La serie sabe deshacerse con inteligencia de los contrastes y borra los límites del bien o el mal. Sabe que ya no estamos en los ochenta. No todo es blanco o negro. Johnny no es solo ese villano que querían pintarnos en la primera peli. Es un hombre con aspiraciones, con deseos y frustraciones. Por eso es por lo que para llenar un vacío en su interior, para coger las riendas de su vida y demostrarse a sí mismo y a los demás que vale, decide abrir un dojo y convertirse en profesor de karate.

Daniel LaRusso y Johnny Lawrence

La trama principal pivota sobre la eterna enemistad que todavía perdura entre Johnny y Daniel. Ahora son ellos los adultos, ahora ocupan el lugar de sus senseis, pero esto no tendría sentido sin los alumnos. Por eso existe una fuerte presencia de nuevos personajes jóvenes, los adolescentes que vendrían a ser la nueva generación y que sirven para expandir la historia al mismo tiempo que crean paralelismos con el pasado. Por ejemplo, Miguel es un chico extranjero recién llegado a la ciudad que tiene problemas con otros chavales y por lo tanto decide tomar clases de karate para aprender a defenderse. Algo que claramente nos recuerda a Daniel-san.

Durante sus capítulos de tan solo media hora de duración —cosa que se agradece—, Cobra Kai saca tiempo para todo. Coquetea con el drama de forma escueta y correcta. Siempre se presta a regalar escenas de acción, a cada nuevo capítulo añadiéndole capas de complejidad a sus coreografías. Es realmente divertida cuando tiene que serlo, su humor se aprovecha de los tiempos que corren y, a veces, le basta con romper los cánones típicos de los ochenta. Aunque, sobre todo, algo que me encanta de ella es lo cuidadosa que llega a ser con sus guiños y referencias al pasado. Es un apartado tratado con mucho mimo que está ahí tanto para mover los engranajes de los protagonistas como para hacer las delicias a los fans de las películas. Incluso se permite honrar con respeto a uno de los pilares fundamentales de la franquicia, el señor Miyagi, tristemente fallecido en la ficción y también en la vida real —Pat Morita murió en 2005—.

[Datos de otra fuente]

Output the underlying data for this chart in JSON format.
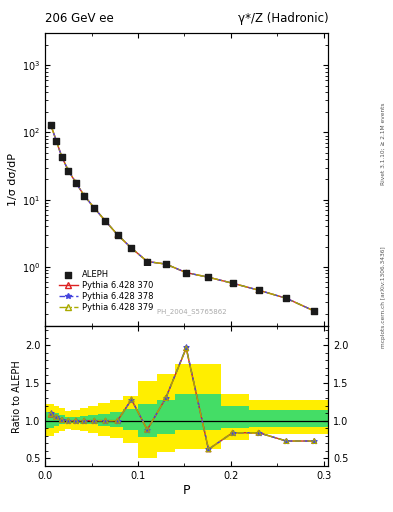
{
  "title_left": "206 GeV ee",
  "title_right": "γ*/Z (Hadronic)",
  "ylabel_main": "1/σ dσ/dP",
  "ylabel_ratio": "Ratio to ALEPH",
  "xlabel": "P",
  "right_label_top": "Rivet 3.1.10; ≥ 2.1M events",
  "right_label_bottom": "mcplots.cern.ch [arXiv:1306.3436]",
  "watermark": "ALEPH_2004_S5765862",
  "aleph_x": [
    0.006,
    0.012,
    0.018,
    0.025,
    0.033,
    0.042,
    0.053,
    0.065,
    0.078,
    0.093,
    0.11,
    0.13,
    0.152,
    0.176,
    0.202,
    0.23,
    0.26,
    0.29
  ],
  "aleph_y": [
    130.0,
    75.0,
    43.0,
    27.0,
    18.0,
    11.5,
    7.5,
    4.8,
    3.0,
    1.9,
    1.2,
    1.1,
    0.82,
    0.7,
    0.57,
    0.45,
    0.34,
    0.22
  ],
  "pythia370_y": [
    130.0,
    75.0,
    43.0,
    27.0,
    18.0,
    11.5,
    7.5,
    4.8,
    3.0,
    1.9,
    1.2,
    1.1,
    0.82,
    0.7,
    0.57,
    0.45,
    0.34,
    0.22
  ],
  "pythia378_y": [
    130.0,
    75.0,
    43.0,
    27.0,
    18.0,
    11.5,
    7.5,
    4.8,
    3.0,
    1.9,
    1.2,
    1.1,
    0.82,
    0.7,
    0.57,
    0.45,
    0.34,
    0.22
  ],
  "pythia379_y": [
    130.0,
    75.0,
    43.0,
    27.0,
    18.0,
    11.5,
    7.5,
    4.8,
    3.0,
    1.9,
    1.2,
    1.1,
    0.82,
    0.7,
    0.57,
    0.45,
    0.34,
    0.22
  ],
  "ratio_x": [
    0.006,
    0.012,
    0.018,
    0.025,
    0.033,
    0.042,
    0.053,
    0.065,
    0.078,
    0.093,
    0.11,
    0.13,
    0.152,
    0.176,
    0.202,
    0.23,
    0.26,
    0.29
  ],
  "ratio370_y": [
    1.08,
    1.05,
    1.01,
    1.0,
    1.0,
    1.0,
    1.0,
    1.0,
    1.0,
    1.28,
    0.88,
    1.3,
    1.96,
    0.62,
    0.84,
    0.84,
    0.73,
    0.73
  ],
  "ratio378_y": [
    1.1,
    1.05,
    1.01,
    1.0,
    1.0,
    1.0,
    1.0,
    1.0,
    1.0,
    1.28,
    0.88,
    1.3,
    1.97,
    0.62,
    0.84,
    0.84,
    0.73,
    0.73
  ],
  "ratio379_y": [
    1.09,
    1.05,
    1.01,
    1.0,
    1.0,
    1.0,
    1.0,
    1.0,
    1.0,
    1.28,
    0.88,
    1.3,
    1.96,
    0.62,
    0.84,
    0.84,
    0.73,
    0.73
  ],
  "band_x_edges": [
    0.0,
    0.009,
    0.015,
    0.021,
    0.028,
    0.037,
    0.046,
    0.057,
    0.07,
    0.084,
    0.1,
    0.12,
    0.14,
    0.165,
    0.19,
    0.22,
    0.26,
    0.305
  ],
  "band_green_low": [
    0.9,
    0.93,
    0.95,
    0.97,
    0.97,
    0.96,
    0.95,
    0.93,
    0.91,
    0.88,
    0.78,
    0.82,
    0.88,
    0.88,
    0.9,
    0.92,
    0.92
  ],
  "band_green_high": [
    1.12,
    1.1,
    1.08,
    1.05,
    1.05,
    1.06,
    1.07,
    1.09,
    1.12,
    1.15,
    1.22,
    1.28,
    1.35,
    1.35,
    1.2,
    1.14,
    1.14
  ],
  "band_yellow_low": [
    0.8,
    0.83,
    0.86,
    0.89,
    0.88,
    0.86,
    0.83,
    0.8,
    0.77,
    0.7,
    0.5,
    0.58,
    0.62,
    0.62,
    0.75,
    0.82,
    0.82
  ],
  "band_yellow_high": [
    1.22,
    1.2,
    1.17,
    1.13,
    1.14,
    1.17,
    1.2,
    1.23,
    1.27,
    1.33,
    1.52,
    1.62,
    1.75,
    1.75,
    1.35,
    1.28,
    1.28
  ],
  "color_aleph": "#1a1a1a",
  "color_370": "#dd2222",
  "color_378": "#4444dd",
  "color_379": "#aaaa00",
  "color_green": "#44dd66",
  "color_yellow": "#ffee00",
  "ylim_main": [
    0.13,
    3000
  ],
  "ylim_ratio": [
    0.4,
    2.25
  ],
  "xlim": [
    0.0,
    0.305
  ]
}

Se podrían poner algunas pegas a Cobra Kai, no es perfecta, claro está. A veces peca un poco con sus montajes que parecen sacados como de un videoclip. O quizá para algunos puede que ciertas situaciones sean forzadas, algunas tramas juveniles sean un tanto tontas o predecibles, o se pasen con el uso de flashbacks, pero al final del día nos encontramos con una serie que tiene corazón y a la que se le pueden perdonar algunos resbalones. Además, es un gusto volver a ver a Ralph Macchio y William Zabka retomar sus papeles más emblemáticos, dan lo mejor de sí mismos y se nota, especialmente William, que demuestra que puede ser un gran actor.

Cobra Kai es heredera directa de la fiebre nostálgica. No hay duda de ello. No existiría si no fuese por los días que vivimos. Pero al contrario que tantos y tantos otros productos de su clase no se siente como algo barato, no apela solo a tus recuerdos, es algo que hay que ver para percibir. Entiende porqué un día fue un icono de sus años y cimenta a partir de ahí una nueva historia interesante para veteranos como recién llegados.

La nostalgia vende, sí, pero no podemos vivir solo del pasado.